Read your voice config: cat ~/@workspacePath@/tts.json | jq -r .voice Default TTS engine: edge-tts (Microsoft Edge, free, no API key).

When to Speak

•Briefings: Morning summary, night shift results, research findings
•Alerts: Something broke, security issue, urgent notification
•Status updates: Task complete, build finished, deploy done
•User requests: "Tell me about...", "Read this to me", "What happened?"

When NOT to Speak

•Routine heartbeats or internal housekeeping
•When the user is clearly asleep (unless it's an alert)
•For trivial confirmations — text is fine for "done" or "ok"
•Never speak passwords, tokens, or sensitive data aloud

Conduct — How to Speak

•Be brief. 30 seconds max for status updates. 2 minutes max for briefings.
•Lead with the point. "Your build passed" not "So I've been looking at the CI pipeline..."
•No filler. Skip "Great news!", "I wanted to let you know", "So basically..."
•Natural tone. Speak like a colleague, not a press release.
•One topic per utterance. Multiple things? Pause between them or list upfront.
•Context first for alerts. "The gateway went down 5 minutes ago — I restarted it, it's back."

Flow — PC Speakers

bash

# 1. Generate audio
tts(text="Your message here")  # Returns MEDIA:/tmp/tts-XXX/voice-YYY.mp3

# 2. Unmute & set volume
XDG_RUNTIME_DIR=/run/user/1000 wpctl set-mute @DEFAULT_AUDIO_SINK@ 0
XDG_RUNTIME_DIR=/run/user/1000 wpctl set-volume @DEFAULT_AUDIO_SINK@ 0.8

# 3. Play — MUST use background: true (exec has 10s timeout, audio is longer)
exec(command="XDG_RUNTIME_DIR=/run/user/1000 mpv --no-video --ao=pipewire <file>.mp3", background=true, yieldMs=20000)

If Music is Playing

Lower the media app volume, play TTS at full system volume, then restore:

bash

# Find stream ID: look for app name in wpctl status under Streams
XDG_RUNTIME_DIR=/run/user/1000 wpctl set-volume <STREAM_ID> 0.4   # Lower music
# Play TTS...
XDG_RUNTIME_DIR=/run/user/1000 wpctl set-volume <STREAM_ID> 1.0   # Restore

Flow — WhatsApp Voice Message

bash

# 1. Generate audio
tts(text="Your message here")  # Returns MEDIA path

# 2. Send as voice note
message(action=send, channel=whatsapp, target="554899768269", message="🎤", filePath=<mp3_path>, asVoice=true)
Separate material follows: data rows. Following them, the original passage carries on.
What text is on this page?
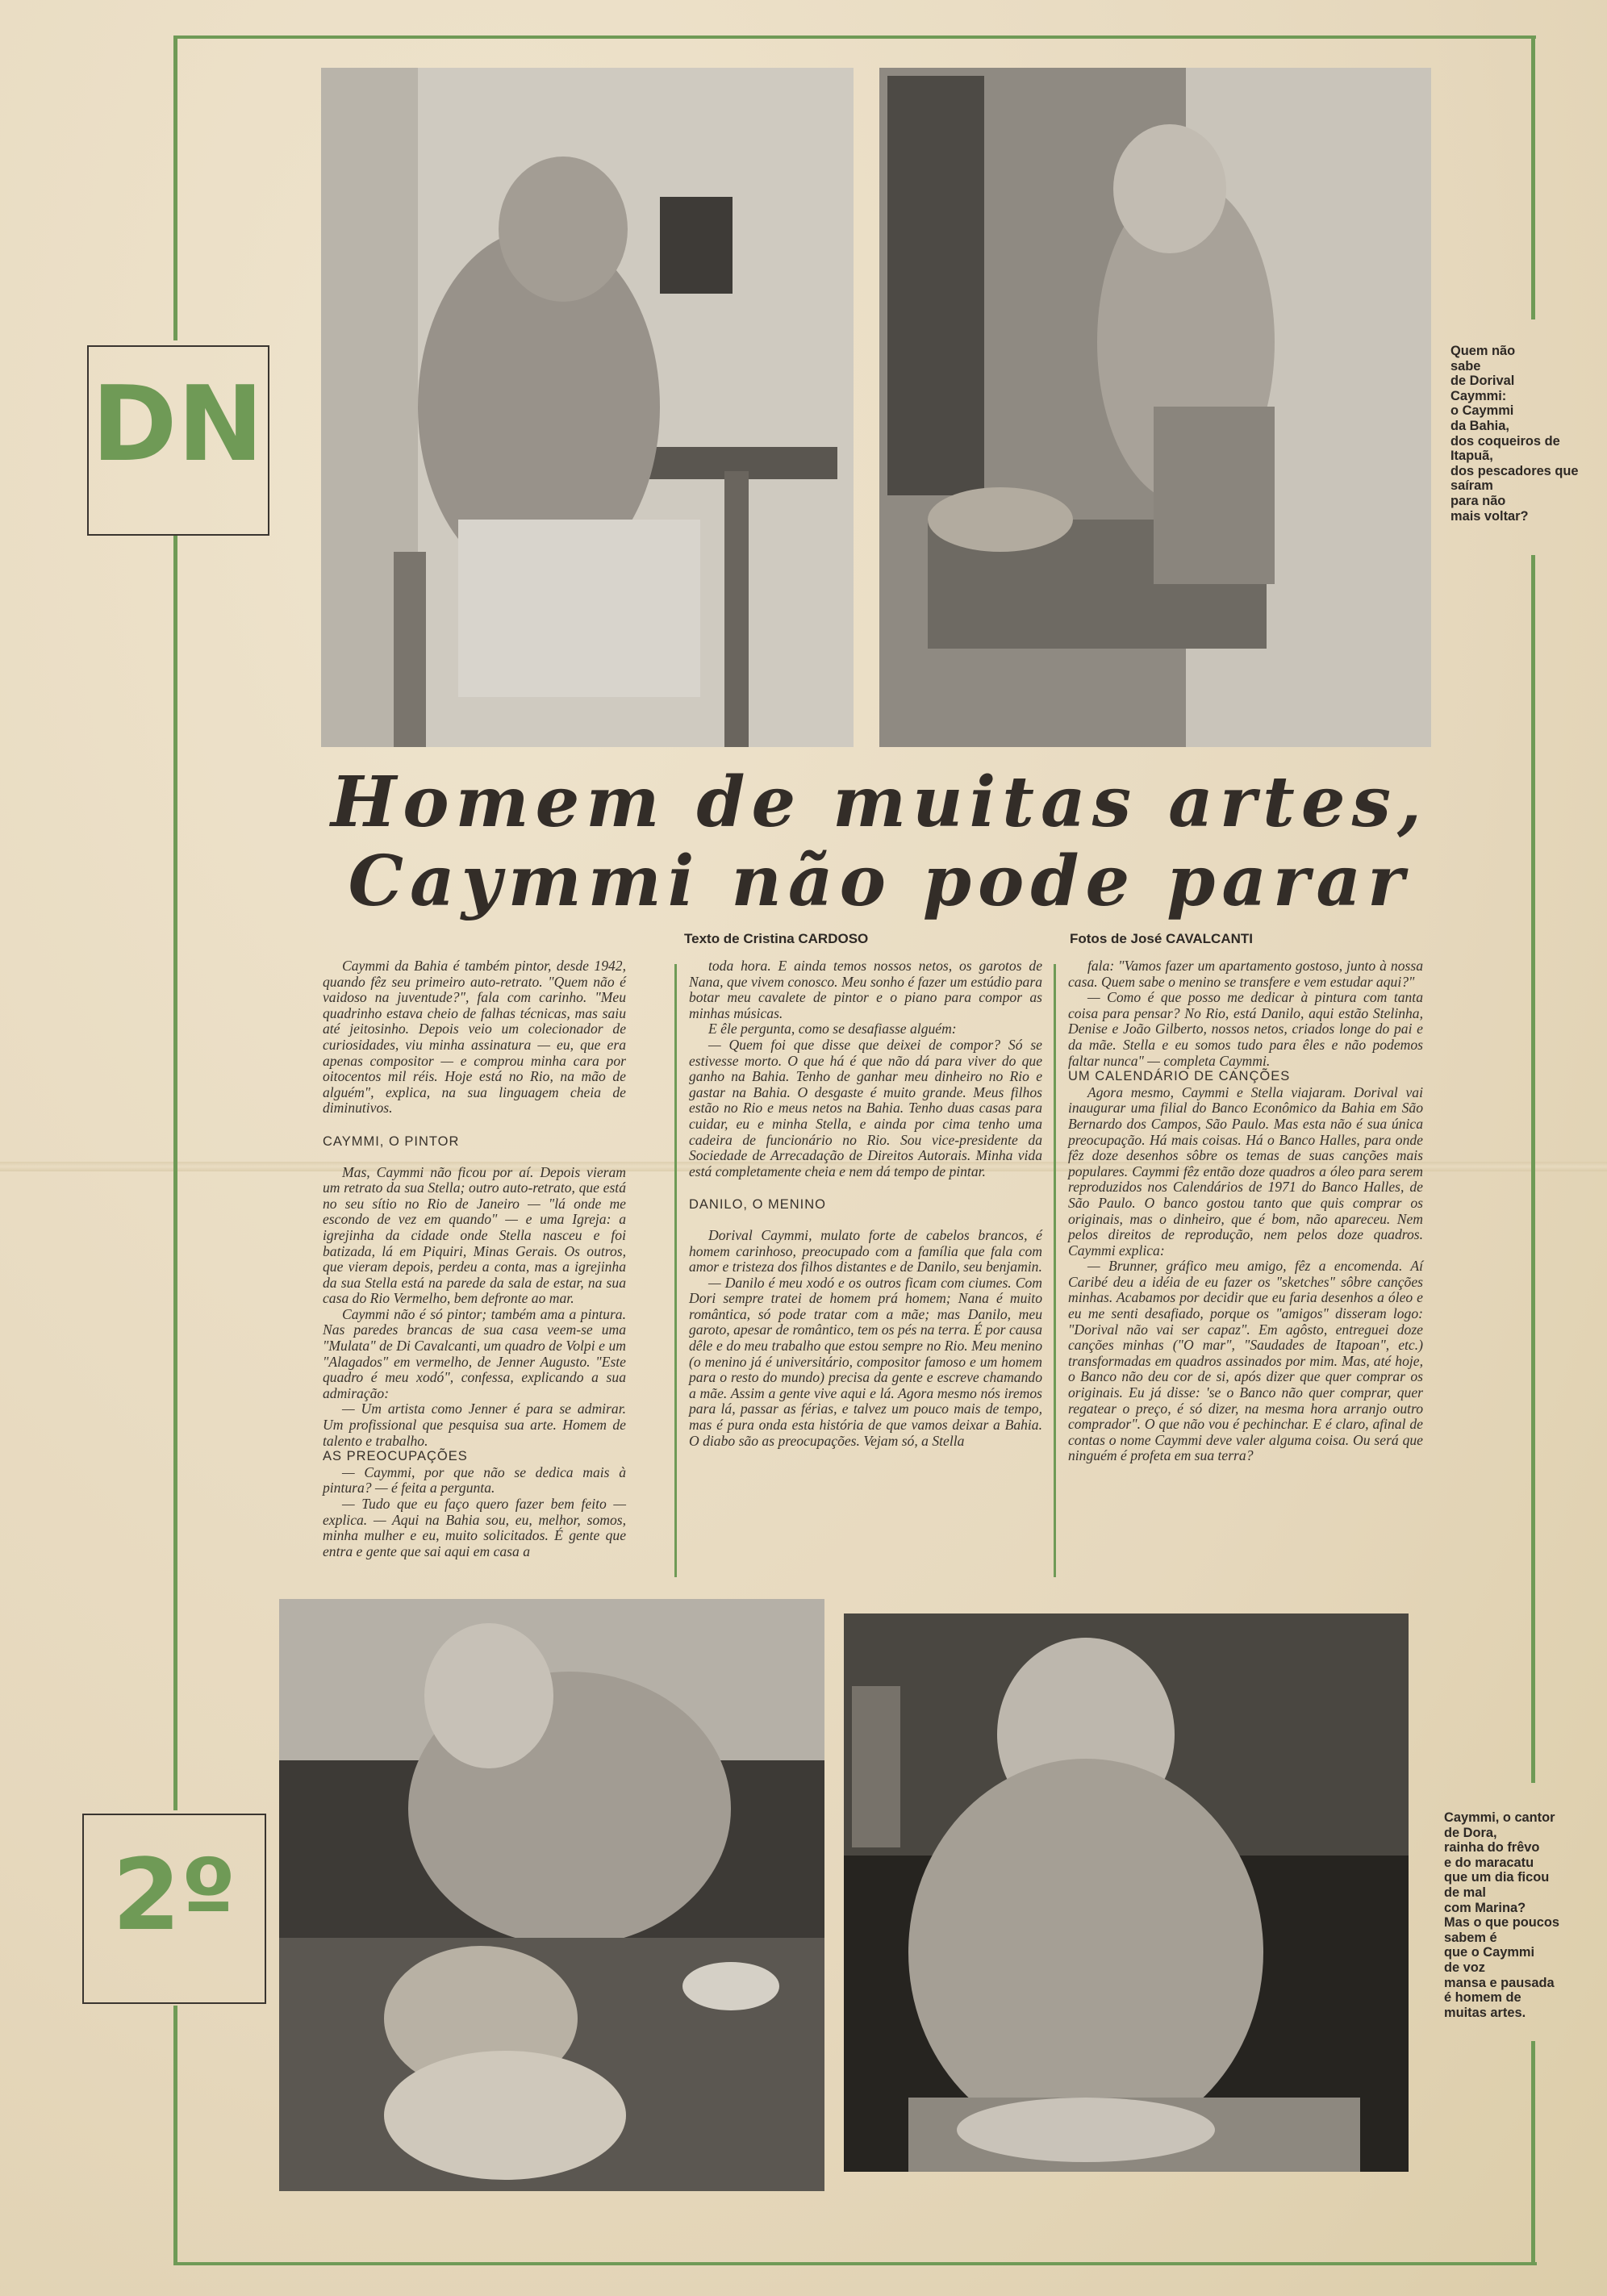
DN
2º
Quem não
sabe
de Dorival
Caymmi:
o Caymmi
da Bahia,
dos coqueiros de
Itapuã,
dos pescadores que
saíram
para não
mais voltar?
Caymmi, o cantor
de Dora,
rainha do frêvo
e do maracatu
que um dia ficou
de mal
com Marina?
Mas o que poucos
sabem é
que o Caymmi
de voz
mansa e pausada
é homem de
muitas artes.
Homem de muitas artes,
Caymmi não pode parar
Texto de Cristina CARDOSO	Fotos de José CAVALCANTI

Caymmi da Bahia é também pintor, desde 1942, quando fêz seu primeiro auto-retrato. "Quem não é vaidoso na juventude?", fala com carinho. "Meu quadrinho estava cheio de falhas técnicas, mas saiu até jeitosinho. Depois veio um colecionador de curiosidades, viu minha assinatura — eu, que era apenas compositor — e comprou minha cara por oitocentos mil réis. Hoje está no Rio, na mão de alguém", explica, na sua linguagem cheia de diminutivos.

CAYMMI, O PINTOR

Mas, Caymmi não ficou por aí. Depois vieram um retrato da sua Stella; outro auto-retrato, que está no seu sítio no Rio de Janeiro — "lá onde me escondo de vez em quando" — e uma Igreja: a igrejinha da cidade onde Stella nasceu e foi batizada, lá em Piquiri, Minas Gerais. Os outros, que vieram depois, perdeu a conta, mas a igrejinha da sua Stella está na parede da sala de estar, na sua casa do Rio Vermelho, bem defronte ao mar.

Caymmi não é só pintor; também ama a pintura. Nas paredes brancas de sua casa veem-se uma "Mulata" de Di Cavalcanti, um quadro de Volpi e um "Alagados" em vermelho, de Jenner Augusto. "Este quadro é meu xodó", confessa, explicando a sua admiração:

— Um artista como Jenner é para se admirar. Um profissional que pesquisa sua arte. Homem de talento e trabalho.

AS PREOCUPAÇÕES

— Caymmi, por que não se dedica mais à pintura? — é feita a pergunta.

— Tudo que eu faço quero fazer bem feito — explica. — Aqui na Bahia sou, eu, melhor, somos, minha mulher e eu, muito solicitados. É gente que entra e gente que sai aqui em casa a

toda hora. E ainda temos nossos netos, os garotos de Nana, que vivem conosco. Meu sonho é fazer um estúdio para botar meu cavalete de pintor e o piano para compor as minhas músicas.

E êle pergunta, como se desafiasse alguém:

— Quem foi que disse que deixei de compor? Só se estivesse morto. O que há é que não dá para viver do que ganho na Bahia. Tenho de ganhar meu dinheiro no Rio e gastar na Bahia. O desgaste é muito grande. Meus filhos estão no Rio e meus netos na Bahia. Tenho duas casas para cuidar, eu e minha Stella, e ainda por cima tenho uma cadeira de funcionário no Rio. Sou vice-presidente da Sociedade de Arrecadação de Direitos Autorais. Minha vida está completamente cheia e nem dá tempo de pintar.

DANILO, O MENINO

Dorival Caymmi, mulato forte de cabelos brancos, é homem carinhoso, preocupado com a família que fala com amor e tristeza dos filhos distantes e de Danilo, seu benjamin.

— Danilo é meu xodó e os outros ficam com ciumes. Com Dori sempre tratei de homem prá homem; Nana é muito romântica, só pode tratar com a mãe; mas Danilo, meu garoto, apesar de romântico, tem os pés na terra. É por causa dêle e do meu trabalho que estou sempre no Rio. Meu menino (o menino já é universitário, compositor famoso e um homem para o resto do mundo) precisa da gente e escreve chamando a mãe. Assim a gente vive aqui e lá. Agora mesmo nós iremos para lá, passar as férias, e talvez um pouco mais de tempo, mas é pura onda esta história de que vamos deixar a Bahia. O diabo são as preocupações. Vejam só, a Stella

fala: "Vamos fazer um apartamento gostoso, junto à nossa casa. Quem sabe o menino se transfere e vem estudar aqui?"

— Como é que posso me dedicar à pintura com tanta coisa para pensar? No Rio, está Danilo, aqui estão Stelinha, Denise e João Gilberto, nossos netos, criados longe do pai e da mãe. Stella e eu somos tudo para êles e não podemos faltar nunca" — completa Caymmi.

UM CALENDÁRIO DE CANÇÕES

Agora mesmo, Caymmi e Stella viajaram. Dorival vai inaugurar uma filial do Banco Econômico da Bahia em São Bernardo dos Campos, São Paulo. Mas esta não é sua única preocupação. Há mais coisas. Há o Banco Halles, para onde fêz doze desenhos sôbre os temas de suas canções mais populares. Caymmi fêz então doze quadros a óleo para serem reproduzidos nos Calendários de 1971 do Banco Halles, de São Paulo. O banco gostou tanto que quis comprar os originais, mas o dinheiro, que é bom, não apareceu. Nem pelos direitos de reprodução, nem pelos doze quadros. Caymmi explica:

— Brunner, gráfico meu amigo, fêz a encomenda. Aí Caribé deu a idéia de eu fazer os "sketches" sôbre canções minhas. Acabamos por decidir que eu faria desenhos a óleo e eu me senti desafiado, porque os "amigos" disseram logo: "Dorival não vai ser capaz". Em agôsto, entreguei doze canções minhas ("O mar", "Saudades de Itapoan", etc.) transformadas em quadros assinados por mim. Mas, até hoje, o Banco não deu cor de si, após dizer que quer comprar os originais. Eu já disse: 'se o Banco não quer comprar, quer regatear o preço, é só dizer, na mesma hora arranjo outro comprador". O que não vou é pechinchar. E é claro, afinal de contas o nome Caymmi deve valer alguma coisa. Ou será que ninguém é profeta em sua terra?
Flow — Telegram Voice Message

bash

# 1. Generate audio
tts(text="Your message here")

# 2. Send as voice
message(action=send, channel=telegram, target="8128478854", message="🎤", filePath=<mp3_path>, asVoice=true)

Critical Rules

•ALWAYS background: true for mpv playback. Without it, exec's 10s timeout sends SIGKILL mid-playback.
•Set yieldMs: 20000 (or longer for lengthy audio) so the process has time to finish.
•Never play audio in a blocking exec call. The SIGKILL will corrupt the audio session.
•Check volume before playing. Unmute + set level every time (user may have muted).
•Edge-tts is free and unlimited — don't worry about rate limits.
•For custom voices, see: edge-tts --list-voices | grep en-

Generating with Custom Voice

bash

# Direct edge-tts (if tts tool doesn't support voice selection):
edge-tts --voice "en-GB-RyanNeural" --text "Hello Lucas" --write-media /tmp/custom-voice.mp3
# Then play with mpv as above

Troubleshooting

•No sound? Check wpctl status — is the default sink correct? Is volume > 0?
•SIGKILL at ~10s? You forgot background: true on the mpv exec call.
•Garbled audio? PipeWire issue — systemctl --user restart pipewire (may need user to do this).
•Wrong voice? Verify with edge-tts --list-voices | grep Neural for available voices.